Some kids come down with inexplicable morning stomach aches when they feel anxious, for example. Others may bite their nails or pop their fingers in their mouths. Or they could wake up in the middle of the night and be unable to get back to sleep.

Turner suggests parents watch for these signs of anxiety:
  • unusual bouts of anger
  • clinginess
  • emotional outbursts, such as excessive crying
  • trouble sleeping
  • regression, such as acting years younger
  • problems at school with behaviour or academics
  • worrying about health issues
There can also be physical symptoms such as:
  • bed wetting
  • nail biting
  • headaches
  • stomach aches
  • hair pulling
Helping your kids with anxiety

If your kids are feeling anxious, there are ways to help. Turner has five tips for helping kids cope.

1. Talk with your child.

See if you can learn what’s bothering them. Choose a quiet space and time of the day when you’re not busy. Gently tell them about what you’ve noticed. Kids may not realize that what they feel is anxiety, according to Anxiety Canada. Let them know that many people get anxious and they can manage it successfully. And explain that stress can be a good thing. It can help us play a sport well or get a good grade on a class test.

2. Visit your child’s teacher or school.

If your child doesn’t open up, plan a school visit. A teacher may be able to give insight about what’s bothering your child, Turner says. Maybe a classmate is bullying your child. Or they’re having trouble learning. Find out what is stressful for your child and see if you can change their school situation, she says.

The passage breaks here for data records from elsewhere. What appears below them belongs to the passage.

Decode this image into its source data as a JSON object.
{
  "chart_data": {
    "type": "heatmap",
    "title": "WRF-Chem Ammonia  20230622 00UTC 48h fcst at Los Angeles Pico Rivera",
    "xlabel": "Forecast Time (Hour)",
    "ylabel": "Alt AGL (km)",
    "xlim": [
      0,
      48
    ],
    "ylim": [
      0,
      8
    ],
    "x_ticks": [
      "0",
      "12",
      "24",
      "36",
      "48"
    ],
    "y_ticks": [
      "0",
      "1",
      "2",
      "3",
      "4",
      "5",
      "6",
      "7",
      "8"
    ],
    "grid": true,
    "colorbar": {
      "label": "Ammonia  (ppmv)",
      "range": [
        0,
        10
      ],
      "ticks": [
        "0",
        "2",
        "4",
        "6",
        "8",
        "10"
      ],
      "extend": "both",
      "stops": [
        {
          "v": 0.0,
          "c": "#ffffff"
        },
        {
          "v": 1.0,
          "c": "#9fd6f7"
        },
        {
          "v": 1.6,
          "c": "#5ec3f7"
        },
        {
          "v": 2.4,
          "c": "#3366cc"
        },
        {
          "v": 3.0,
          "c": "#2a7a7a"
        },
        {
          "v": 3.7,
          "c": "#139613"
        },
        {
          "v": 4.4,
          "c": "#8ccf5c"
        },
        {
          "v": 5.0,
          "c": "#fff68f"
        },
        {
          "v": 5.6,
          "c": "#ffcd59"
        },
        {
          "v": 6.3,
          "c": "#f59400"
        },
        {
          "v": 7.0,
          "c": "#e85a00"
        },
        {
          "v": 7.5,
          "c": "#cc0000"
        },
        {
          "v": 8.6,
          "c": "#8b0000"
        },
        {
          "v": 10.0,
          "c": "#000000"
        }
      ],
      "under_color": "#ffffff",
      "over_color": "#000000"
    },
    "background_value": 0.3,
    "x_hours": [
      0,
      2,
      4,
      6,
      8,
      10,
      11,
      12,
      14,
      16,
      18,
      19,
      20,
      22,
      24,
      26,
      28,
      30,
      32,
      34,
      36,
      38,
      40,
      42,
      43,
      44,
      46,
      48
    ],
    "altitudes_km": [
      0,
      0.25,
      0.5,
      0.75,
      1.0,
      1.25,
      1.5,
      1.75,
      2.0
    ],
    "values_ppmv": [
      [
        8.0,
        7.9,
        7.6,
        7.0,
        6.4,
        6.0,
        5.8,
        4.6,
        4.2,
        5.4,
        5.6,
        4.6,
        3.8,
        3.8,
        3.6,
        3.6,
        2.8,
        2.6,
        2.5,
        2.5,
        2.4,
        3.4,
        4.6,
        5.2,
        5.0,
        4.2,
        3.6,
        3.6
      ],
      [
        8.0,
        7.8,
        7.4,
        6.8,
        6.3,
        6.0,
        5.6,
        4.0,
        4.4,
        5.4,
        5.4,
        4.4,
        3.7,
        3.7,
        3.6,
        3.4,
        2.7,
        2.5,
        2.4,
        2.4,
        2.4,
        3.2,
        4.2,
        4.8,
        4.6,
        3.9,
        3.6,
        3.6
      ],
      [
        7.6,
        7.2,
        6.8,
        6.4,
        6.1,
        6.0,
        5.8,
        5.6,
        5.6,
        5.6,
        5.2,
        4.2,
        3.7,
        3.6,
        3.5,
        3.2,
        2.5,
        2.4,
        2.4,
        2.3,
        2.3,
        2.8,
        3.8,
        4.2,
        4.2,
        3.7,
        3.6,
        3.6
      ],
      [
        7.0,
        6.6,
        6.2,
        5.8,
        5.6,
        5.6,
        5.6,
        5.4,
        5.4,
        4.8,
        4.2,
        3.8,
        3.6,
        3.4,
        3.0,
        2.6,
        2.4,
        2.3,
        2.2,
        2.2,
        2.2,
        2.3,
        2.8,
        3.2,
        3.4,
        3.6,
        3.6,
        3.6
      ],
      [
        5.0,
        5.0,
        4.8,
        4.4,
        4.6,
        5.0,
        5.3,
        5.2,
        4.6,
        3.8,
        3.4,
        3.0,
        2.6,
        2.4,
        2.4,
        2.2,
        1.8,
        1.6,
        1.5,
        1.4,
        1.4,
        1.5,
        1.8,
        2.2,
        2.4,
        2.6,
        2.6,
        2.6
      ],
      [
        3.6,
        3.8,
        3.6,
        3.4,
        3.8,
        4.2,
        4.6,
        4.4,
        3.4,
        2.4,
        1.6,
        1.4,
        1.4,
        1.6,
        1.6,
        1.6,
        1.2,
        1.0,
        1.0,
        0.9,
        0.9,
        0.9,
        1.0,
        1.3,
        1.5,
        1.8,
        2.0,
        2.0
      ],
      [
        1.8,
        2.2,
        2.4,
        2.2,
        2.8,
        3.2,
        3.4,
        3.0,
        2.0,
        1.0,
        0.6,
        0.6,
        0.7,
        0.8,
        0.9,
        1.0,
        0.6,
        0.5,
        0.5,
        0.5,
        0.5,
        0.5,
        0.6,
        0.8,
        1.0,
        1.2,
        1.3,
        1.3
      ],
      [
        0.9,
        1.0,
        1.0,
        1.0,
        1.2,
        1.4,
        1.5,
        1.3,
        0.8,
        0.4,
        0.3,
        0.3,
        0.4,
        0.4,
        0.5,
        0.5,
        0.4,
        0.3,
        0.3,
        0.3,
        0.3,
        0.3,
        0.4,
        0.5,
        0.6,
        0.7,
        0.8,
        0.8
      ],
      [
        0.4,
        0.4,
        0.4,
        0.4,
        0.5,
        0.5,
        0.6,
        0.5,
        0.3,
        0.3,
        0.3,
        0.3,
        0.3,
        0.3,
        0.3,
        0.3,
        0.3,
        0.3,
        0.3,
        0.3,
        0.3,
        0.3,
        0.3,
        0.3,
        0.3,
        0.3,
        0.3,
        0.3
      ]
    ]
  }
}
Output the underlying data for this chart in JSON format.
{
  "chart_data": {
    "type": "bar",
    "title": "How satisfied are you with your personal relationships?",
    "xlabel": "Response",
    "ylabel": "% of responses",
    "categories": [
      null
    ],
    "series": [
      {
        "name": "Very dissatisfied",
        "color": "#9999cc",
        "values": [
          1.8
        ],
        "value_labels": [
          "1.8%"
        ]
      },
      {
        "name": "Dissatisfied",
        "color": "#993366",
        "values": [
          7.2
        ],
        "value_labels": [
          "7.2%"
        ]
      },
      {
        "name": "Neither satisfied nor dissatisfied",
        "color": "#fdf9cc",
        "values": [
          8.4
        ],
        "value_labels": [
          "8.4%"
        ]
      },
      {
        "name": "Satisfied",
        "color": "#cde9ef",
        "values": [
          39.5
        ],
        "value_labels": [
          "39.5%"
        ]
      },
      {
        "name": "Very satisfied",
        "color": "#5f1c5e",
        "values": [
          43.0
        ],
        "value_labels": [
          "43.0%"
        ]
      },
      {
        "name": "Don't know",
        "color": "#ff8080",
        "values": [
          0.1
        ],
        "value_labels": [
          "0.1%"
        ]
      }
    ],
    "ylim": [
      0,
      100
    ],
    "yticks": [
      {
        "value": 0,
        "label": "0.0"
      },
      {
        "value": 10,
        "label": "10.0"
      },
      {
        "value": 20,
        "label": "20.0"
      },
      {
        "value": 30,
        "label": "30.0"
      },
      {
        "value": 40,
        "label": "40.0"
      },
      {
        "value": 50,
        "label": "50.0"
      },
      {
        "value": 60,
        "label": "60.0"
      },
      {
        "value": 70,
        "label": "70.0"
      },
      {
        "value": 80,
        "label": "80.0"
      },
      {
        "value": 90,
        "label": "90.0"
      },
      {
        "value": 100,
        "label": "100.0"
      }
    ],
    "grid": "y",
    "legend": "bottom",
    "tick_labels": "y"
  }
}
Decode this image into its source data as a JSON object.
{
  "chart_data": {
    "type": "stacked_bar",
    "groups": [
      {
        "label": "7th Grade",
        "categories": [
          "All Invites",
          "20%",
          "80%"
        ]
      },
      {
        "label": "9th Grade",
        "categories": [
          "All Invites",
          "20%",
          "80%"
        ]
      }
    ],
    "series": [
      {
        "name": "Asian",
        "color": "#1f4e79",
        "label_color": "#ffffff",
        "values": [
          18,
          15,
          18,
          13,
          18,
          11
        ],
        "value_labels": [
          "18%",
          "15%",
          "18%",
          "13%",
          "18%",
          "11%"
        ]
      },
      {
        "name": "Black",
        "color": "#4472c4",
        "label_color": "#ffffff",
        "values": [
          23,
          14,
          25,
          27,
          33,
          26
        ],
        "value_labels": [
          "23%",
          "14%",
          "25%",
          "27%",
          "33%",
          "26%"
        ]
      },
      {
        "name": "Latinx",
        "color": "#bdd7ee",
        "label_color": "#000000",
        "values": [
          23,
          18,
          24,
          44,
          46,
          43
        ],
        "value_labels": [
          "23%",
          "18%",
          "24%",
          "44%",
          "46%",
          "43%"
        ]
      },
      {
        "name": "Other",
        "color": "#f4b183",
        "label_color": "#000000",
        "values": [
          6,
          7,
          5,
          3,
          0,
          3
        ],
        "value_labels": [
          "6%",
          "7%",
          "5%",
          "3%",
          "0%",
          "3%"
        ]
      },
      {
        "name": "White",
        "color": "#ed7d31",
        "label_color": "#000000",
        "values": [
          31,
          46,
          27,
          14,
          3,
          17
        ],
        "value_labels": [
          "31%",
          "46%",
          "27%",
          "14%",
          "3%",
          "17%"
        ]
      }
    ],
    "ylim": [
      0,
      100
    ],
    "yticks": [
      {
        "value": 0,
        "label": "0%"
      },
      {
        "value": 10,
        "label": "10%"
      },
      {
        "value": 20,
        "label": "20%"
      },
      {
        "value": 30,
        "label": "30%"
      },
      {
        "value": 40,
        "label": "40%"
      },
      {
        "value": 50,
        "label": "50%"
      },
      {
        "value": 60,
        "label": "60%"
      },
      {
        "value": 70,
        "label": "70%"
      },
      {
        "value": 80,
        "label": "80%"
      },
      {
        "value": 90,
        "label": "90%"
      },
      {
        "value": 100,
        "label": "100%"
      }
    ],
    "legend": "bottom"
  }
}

If your child is struggling in school, she recommends talking with your child’s school, doctor or psychologist.

Depending on the situationask if having a psychologist assess them would help. For example, if the teacher has said they are two grade levels or more below in an academic area. An evaluation can identify learning disabilities, a diagnosis of Attention Deficit (ADD) or Attention Deficit Hyperactivity Disorder (ADHD), or other concerns that can affect school performance.

3. Teach your child coping strategies.

A child needs to be able to identify when they feel stressed. Perhaps they start feeling jittery or getting headaches. Once they realize they’re anxious, talk with them about how to relax, Turner says. That can be through deep breathing exercises you’ve practised at home. Or walking away from a stressful situation.

4. Minimize anxiety through lifestyle.

First, rule out any nutritional deficiencies with your child’s doctor. For example, a lack of B12 can lead to mood issues. Ensure they’re making healthy lifestyle choices, Turner says. These include:

  • Regular exercise, which can boost hormones that regulate mood.
  • Proper nutrition, such as a diet high in fruit and vegetables, as well as good-quality proteins and healthy fats.
  • Good sleep habits, because a good-quality sleep can go a long way in regulating mood.
  • Mindfulness, such as taking a few moments every day to visualize positive ways of handling stressful situations can help teach your child.
  • Adhering to a schedule, which can add structure that comforts kids.
  • Having downtime, with no scheduled activities, so that kids can decompress and relax.
5. Don’t wait too long.

“Being proactive is better than waiting for the problems to get worse,” Turner saysYou can observe the behaviour for a few weeks to see if it improves. But take action if anxiety is having a significant negative impact at home, school or with friends. It’s a good idea to have a professional assess your child early to prevent anxiety from taking hold. She suggests reaching out to a doctor who can recommend a therapist, if necessary. Early treatment with a therapist may prevent anxiety from becoming a chronic issue, she says.

Helping your child with anxiety involves a little sleuthing — and lots of love and support, Turner says. But if things aren’t improving or are getting worse, seek help for your child. Sometimes therapy early can prevent bigger problems later on, she says.